O conflito na Ucrânia está numa “pausa operacional”, disse Frank Ledwidge, professor de Estratégia Militar da Universidade inglesa de Portsmouth, indicando que está nas mãos dos norte-americanos a vitória dos ucranianos.
“Estamos a entrar numa fase de pausa operacional. As condições meteorológicas na Ucrânia e em toda a Europa Central são de grande humidade e frio. Há muita lama no terreno. Ainda não estamos na fase mais fria do inverno.
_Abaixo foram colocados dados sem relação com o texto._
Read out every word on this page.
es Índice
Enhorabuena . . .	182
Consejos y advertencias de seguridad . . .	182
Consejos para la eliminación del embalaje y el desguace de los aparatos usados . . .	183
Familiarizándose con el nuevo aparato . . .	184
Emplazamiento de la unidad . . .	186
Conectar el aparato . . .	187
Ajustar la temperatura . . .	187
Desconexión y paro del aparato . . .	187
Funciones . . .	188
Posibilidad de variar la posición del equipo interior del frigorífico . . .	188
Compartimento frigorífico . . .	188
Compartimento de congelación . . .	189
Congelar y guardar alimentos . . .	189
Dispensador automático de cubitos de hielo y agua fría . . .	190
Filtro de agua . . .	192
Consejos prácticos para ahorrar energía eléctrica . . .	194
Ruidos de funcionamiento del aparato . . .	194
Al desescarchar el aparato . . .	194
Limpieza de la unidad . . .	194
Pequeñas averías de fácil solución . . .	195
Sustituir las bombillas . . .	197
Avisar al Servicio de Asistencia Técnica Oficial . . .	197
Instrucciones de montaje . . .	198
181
Estamos agora no fim da chamada rasputitsa, período durante o qual as estradas são lamacentas e a deslocação é bastante desagradável”, referiu ao Expresso o investigador britânico, que trabalhou durante uma década nos Balcãs e na antiga União Soviética,
“É muito difícil conduzir veículos ao longo do território, e os movimentos ficam confinados às estradas, que são facilmente atacadas por artilharia. Ainda há muitos combates em curso no leste da Ucrânia, mas não ouvimos muitos relatos. Os russos estão a reunir defesas nas partes das províncias que restam, em Kherson e Zaporíjia, mas não há defesas que cheguem. Estão a preparar-se para os ataques ucranianos, que deverão acontecer dentro de um mês ou dois”, indicou.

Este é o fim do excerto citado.